I don't think that the concern is that any given item is too powerful, but rather that certain items will "combine" in a way that is overly beneficial to a particular class/build. When I say "overly beneficial" what I mean is that a build using items with the proper synergistic abilities will be notably more powerful than that same build without. As splat books hit the market, and the number and variety of "optional" magic items expands, this will almost certainly be the case. Consider an "archer" build with items of the following type/ability. (I assume that these are times per day or times per encounter effects)
Boots: allow spiderclimb or levitation
Bracers: allow a ranged weapon to "autocrit"

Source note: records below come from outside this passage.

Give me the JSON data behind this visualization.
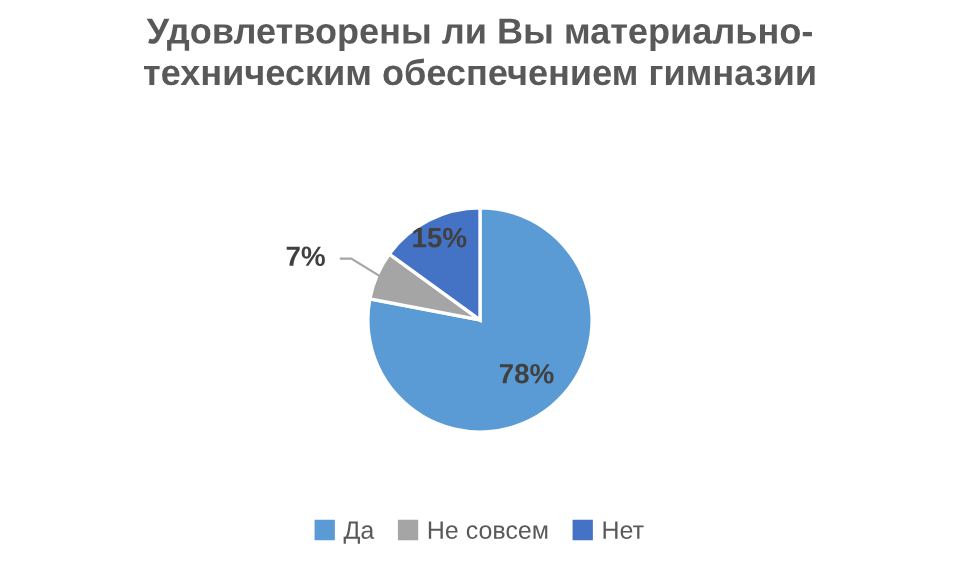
{
  "chart_data": {
    "type": "pie",
    "title": "Удовлетворены ли Вы материально-\nтехническим обеспечением гимназии",
    "categories": [
      "Да",
      "Не совсем",
      "Нет"
    ],
    "values": [
      78,
      7,
      15
    ],
    "colors": [
      "#5b9bd5",
      "#a5a5a5",
      "#4472c4"
    ],
    "value_labels": [
      "78%",
      "7%",
      "15%"
    ],
    "legend": "bottom"
  }
}
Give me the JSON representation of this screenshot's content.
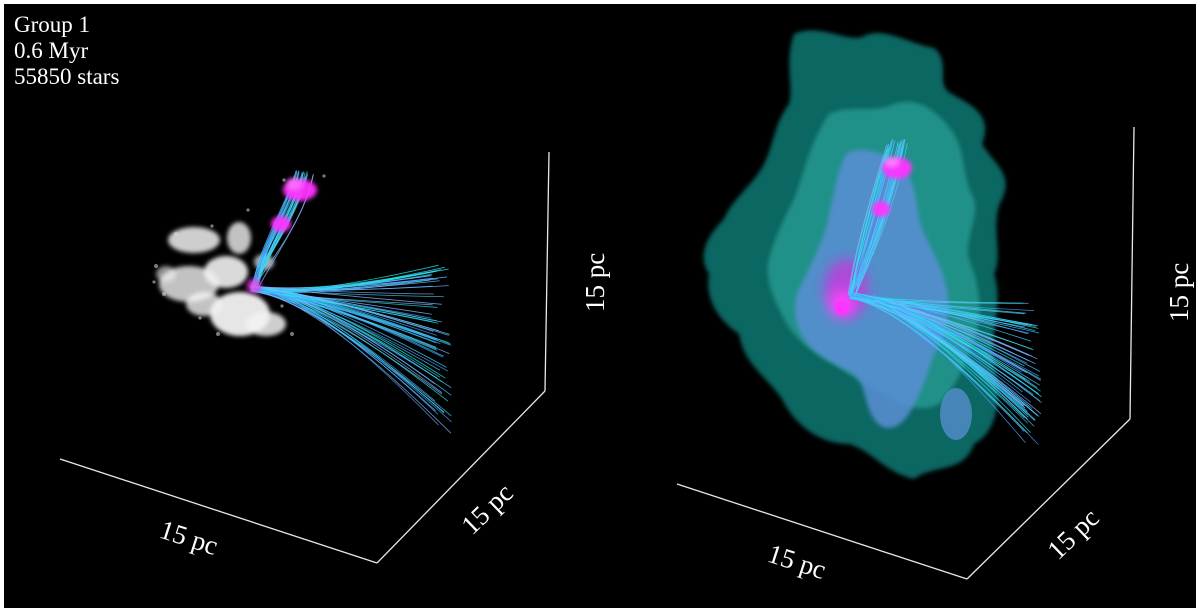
{
  "info": {
    "group": "Group 1",
    "age": "0.6 Myr",
    "stars": "55850 stars"
  },
  "scale_labels": {
    "left_panel": {
      "x_axis": "15 pc",
      "y_axis": "15 pc",
      "z_axis": "15 pc"
    },
    "right_panel": {
      "x_axis": "15 pc",
      "y_axis": "15 pc",
      "z_axis": "15 pc"
    }
  },
  "colors": {
    "background": "#000000",
    "stars": "#ff33ff",
    "field_lines_cyan": "#22e6e6",
    "field_lines_blue": "#4f9cff",
    "gas_white": "#f2f2f2",
    "gas_outer": "#0f6f6a",
    "gas_mid": "#2aa39a",
    "gas_inner": "#5a8fd6"
  }
}
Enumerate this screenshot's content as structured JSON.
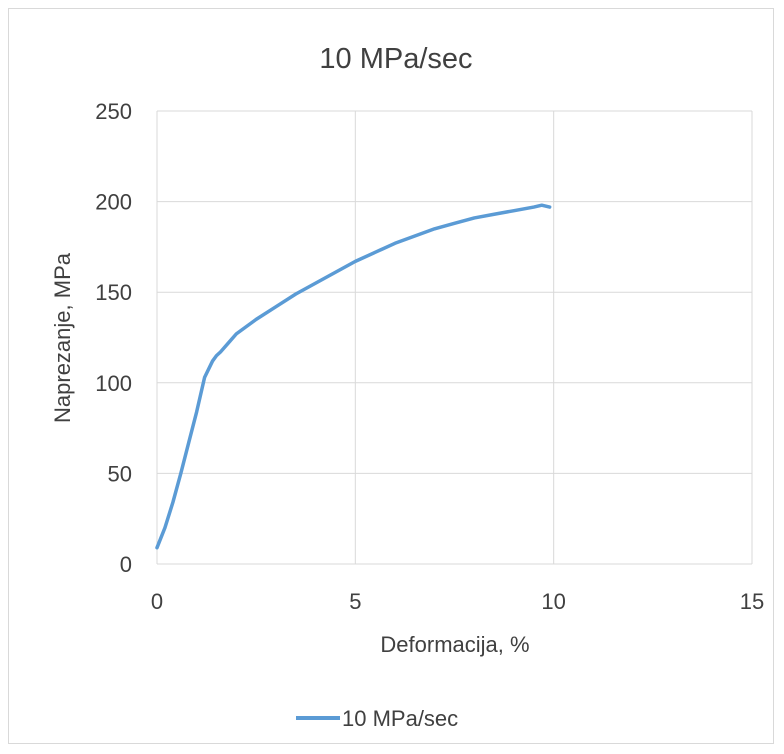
{
  "chart_data": {
    "type": "line",
    "title": "10 MPa/sec",
    "xlabel": "Deformacija, %",
    "ylabel": "Naprezanje, MPa",
    "xlim": [
      0,
      15
    ],
    "ylim": [
      0,
      250
    ],
    "xticks": [
      0,
      5,
      10,
      15
    ],
    "yticks": [
      0,
      50,
      100,
      150,
      200,
      250
    ],
    "grid": true,
    "legend": "bottom",
    "series": [
      {
        "name": "10 MPa/sec",
        "color": "#5b9bd5",
        "x": [
          0,
          0.2,
          0.4,
          0.6,
          0.8,
          1.0,
          1.2,
          1.4,
          1.5,
          1.6,
          1.8,
          2.0,
          2.5,
          3.0,
          3.5,
          4.0,
          4.5,
          5.0,
          5.5,
          6.0,
          6.5,
          7.0,
          7.5,
          8.0,
          8.5,
          9.0,
          9.5,
          9.7,
          9.9
        ],
        "y": [
          9,
          20,
          34,
          50,
          67,
          84,
          103,
          112,
          115,
          117,
          122,
          127,
          135,
          142,
          149,
          155,
          161,
          167,
          172,
          177,
          181,
          185,
          188,
          191,
          193,
          195,
          197,
          198,
          197
        ]
      }
    ]
  }
}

Gloves: ignore some kind of miss chance
Belt: allow an extra move action
Headband: reduces range-to-hit penalties
Now some of that can be said to be situational, but there is no doubt that in a large number of common scenarios an archer with those items (in addition to the mathematically assumed weapon/armor/cloak) would perform much better than an archer without them. So while the assumptions may not be built into the math, there are (or rather, will be) combinations that are advantageous enough for given "builds" that PCs will feel the need to have them all, or a variation of them. We have heard from the developers that the "core" books assume the "big 3" magic items and nothing else. Now the question becomes that once "ideal" combinations of extra magic items come about, will supplements begin to assume that every archer has an uber boots-belt-glove combo, and design encounters with that as the new assumed standard?